Hereinafter, the method for processing a ceramic superconducting material of the present invention will be explained in more detail based on Examples and Experimental Examples.

Examples 1 to 4, Comparative Example 1, Experimental Example 1 As a superconducting ceramic material, the composition is barium.
With yttrium, copper, and oxygen, the mixing ratio is Ha:Y:Cu:
O-2: 1: 3: Using the material made by AI in 6 to 7, fill the above material into a hollow pipe made of aluminum and having the diameter, inner diameter, and wall thickness shown in the table, and make an aluminum pipe. was drawn and processed into wire rod.

The diameter of the obtained wire and the diameter of the filling material in the hollow are as shown in the table.

For the wires of each example and comparative example, the critical temperature after drawing and the critical current density after drawing were measured by the following methods, and the results are shown in Table 1.

The wire used in the comparative example was made by filling a ceramic material into a copper or silver hollow pipe, which is usually done at a low temperature (
The size of the pipe before drawing and the size of the wire after drawing are as shown in the table.

(Method for measuring critical temperature and critical current density) l) A critical temperature sample (length 2 to 31) was measured at a current density of 0. After cooling with liquid helium as IA/-, the electrical resistance and temperature change were measured using an x-y recorder using the four-terminal method, and the temperature at which the electrical resistance value became zero was determined.

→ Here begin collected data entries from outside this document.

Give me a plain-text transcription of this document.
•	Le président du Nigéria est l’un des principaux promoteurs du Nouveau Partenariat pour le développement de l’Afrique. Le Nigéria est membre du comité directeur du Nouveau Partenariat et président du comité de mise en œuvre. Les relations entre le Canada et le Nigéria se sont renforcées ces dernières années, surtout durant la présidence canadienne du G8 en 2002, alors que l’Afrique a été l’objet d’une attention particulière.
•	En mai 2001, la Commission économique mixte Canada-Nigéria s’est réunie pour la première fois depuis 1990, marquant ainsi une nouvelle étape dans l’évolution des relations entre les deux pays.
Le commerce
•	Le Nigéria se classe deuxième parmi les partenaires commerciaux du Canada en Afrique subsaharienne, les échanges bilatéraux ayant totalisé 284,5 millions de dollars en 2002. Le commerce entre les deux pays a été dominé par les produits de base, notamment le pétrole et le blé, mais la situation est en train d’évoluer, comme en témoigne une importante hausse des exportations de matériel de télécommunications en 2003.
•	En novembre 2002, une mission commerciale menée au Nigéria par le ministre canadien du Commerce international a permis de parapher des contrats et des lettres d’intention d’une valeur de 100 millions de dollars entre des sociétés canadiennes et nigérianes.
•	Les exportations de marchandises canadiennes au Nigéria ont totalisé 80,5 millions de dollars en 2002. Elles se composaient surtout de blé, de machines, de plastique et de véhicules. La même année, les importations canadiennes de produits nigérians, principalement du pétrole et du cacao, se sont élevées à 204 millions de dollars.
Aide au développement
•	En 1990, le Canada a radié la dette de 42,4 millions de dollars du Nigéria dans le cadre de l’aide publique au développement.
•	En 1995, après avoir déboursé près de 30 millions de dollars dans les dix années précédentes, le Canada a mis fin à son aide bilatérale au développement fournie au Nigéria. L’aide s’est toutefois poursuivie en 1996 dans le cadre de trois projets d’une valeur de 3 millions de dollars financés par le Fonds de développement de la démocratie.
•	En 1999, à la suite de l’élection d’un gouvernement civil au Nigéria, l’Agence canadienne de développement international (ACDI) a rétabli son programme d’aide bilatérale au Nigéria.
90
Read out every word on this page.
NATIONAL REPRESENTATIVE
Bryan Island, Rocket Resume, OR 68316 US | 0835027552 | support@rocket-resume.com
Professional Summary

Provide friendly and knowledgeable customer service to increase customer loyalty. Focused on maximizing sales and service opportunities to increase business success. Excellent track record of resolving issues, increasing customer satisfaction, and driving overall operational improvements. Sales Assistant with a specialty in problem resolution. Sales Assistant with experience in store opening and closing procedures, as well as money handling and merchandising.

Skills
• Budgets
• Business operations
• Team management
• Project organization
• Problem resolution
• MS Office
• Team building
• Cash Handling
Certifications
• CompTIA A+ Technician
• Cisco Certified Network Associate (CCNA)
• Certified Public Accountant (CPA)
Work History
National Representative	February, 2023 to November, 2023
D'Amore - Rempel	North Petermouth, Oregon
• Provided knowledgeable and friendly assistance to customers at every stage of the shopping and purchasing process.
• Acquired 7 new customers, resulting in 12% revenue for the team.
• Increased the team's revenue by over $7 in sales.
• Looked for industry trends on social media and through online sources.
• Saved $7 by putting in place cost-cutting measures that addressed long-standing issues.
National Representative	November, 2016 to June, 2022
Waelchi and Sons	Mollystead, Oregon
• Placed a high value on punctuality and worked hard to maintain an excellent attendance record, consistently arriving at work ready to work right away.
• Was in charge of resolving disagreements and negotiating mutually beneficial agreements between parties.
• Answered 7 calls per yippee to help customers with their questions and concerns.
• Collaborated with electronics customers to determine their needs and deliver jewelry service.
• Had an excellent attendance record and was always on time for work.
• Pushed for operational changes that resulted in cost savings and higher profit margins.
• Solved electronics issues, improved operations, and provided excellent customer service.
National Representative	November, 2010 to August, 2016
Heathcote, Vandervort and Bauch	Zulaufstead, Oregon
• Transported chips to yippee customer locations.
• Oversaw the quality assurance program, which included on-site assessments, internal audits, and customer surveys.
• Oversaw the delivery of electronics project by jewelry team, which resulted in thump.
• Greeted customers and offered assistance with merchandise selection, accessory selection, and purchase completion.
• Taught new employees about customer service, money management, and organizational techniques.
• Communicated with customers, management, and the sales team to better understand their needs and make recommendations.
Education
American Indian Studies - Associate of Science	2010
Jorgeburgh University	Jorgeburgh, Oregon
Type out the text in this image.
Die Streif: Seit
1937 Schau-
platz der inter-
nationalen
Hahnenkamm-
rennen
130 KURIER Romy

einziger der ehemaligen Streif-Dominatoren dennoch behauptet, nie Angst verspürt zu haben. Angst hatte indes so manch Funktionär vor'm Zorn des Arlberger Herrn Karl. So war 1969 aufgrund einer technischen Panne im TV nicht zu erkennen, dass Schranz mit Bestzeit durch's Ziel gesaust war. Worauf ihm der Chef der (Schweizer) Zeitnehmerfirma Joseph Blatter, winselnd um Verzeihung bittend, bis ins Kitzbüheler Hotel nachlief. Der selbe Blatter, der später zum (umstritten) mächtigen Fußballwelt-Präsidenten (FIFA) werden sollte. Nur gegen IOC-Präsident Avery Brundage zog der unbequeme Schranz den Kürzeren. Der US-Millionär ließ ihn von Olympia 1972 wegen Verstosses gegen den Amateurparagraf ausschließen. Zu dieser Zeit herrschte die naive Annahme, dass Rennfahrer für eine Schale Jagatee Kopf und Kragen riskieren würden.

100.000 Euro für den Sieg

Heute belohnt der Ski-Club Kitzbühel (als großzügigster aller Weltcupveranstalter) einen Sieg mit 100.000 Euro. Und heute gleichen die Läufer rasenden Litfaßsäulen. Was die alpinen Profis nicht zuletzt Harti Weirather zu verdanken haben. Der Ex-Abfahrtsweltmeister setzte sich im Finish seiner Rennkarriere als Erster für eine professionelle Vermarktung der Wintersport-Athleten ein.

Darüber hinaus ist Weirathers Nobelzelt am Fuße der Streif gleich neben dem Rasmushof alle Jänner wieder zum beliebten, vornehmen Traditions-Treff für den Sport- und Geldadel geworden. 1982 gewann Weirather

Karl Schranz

2) Immerse a critical current density sample (2 to 3 cm in length) together with the power lead in liquid helium, gradually increase the current value, and measure the IR drop and current change with an X-Y recorder using the four-terminal method. The current value at which an IR drop appears was determined.

(Left below) (Effects of the Invention) As explained above, according to the method for processing a ceramic superconducting material of the present invention, by filling an aluminum pipe with a ceramic superconducting material and drawing this aluminum pipe, , making ceramic materials into wires without deteriorating their superconducting properties.
It can be easily processed into tapes, coils, etc., and is a breakthrough in the practical application of ceramic materials.

Claims (3)

[Claims] (1) A method for processing a ceramic superconducting material, which comprises filling an aluminum pipe with powder or pellets of a ceramic superconducting material containing an oxide of a rare earth element, and drawing the aluminum pipe. (2) The components of the superconducting material are barium/yttrium/copper/oxygen, barium/lanthanum/copper/oxygen, strontium/lanthanum/copper/oxygen, barium/scandium/copper/oxygen, or calcium/lanthanum/copper/oxygen. A method for processing a ceramic superconducting material according to claim (1). (3) The method for processing a ceramic superconducting material according to claim (1), wherein the drawing temperature of the aluminum pipe is below the melting point of aluminum.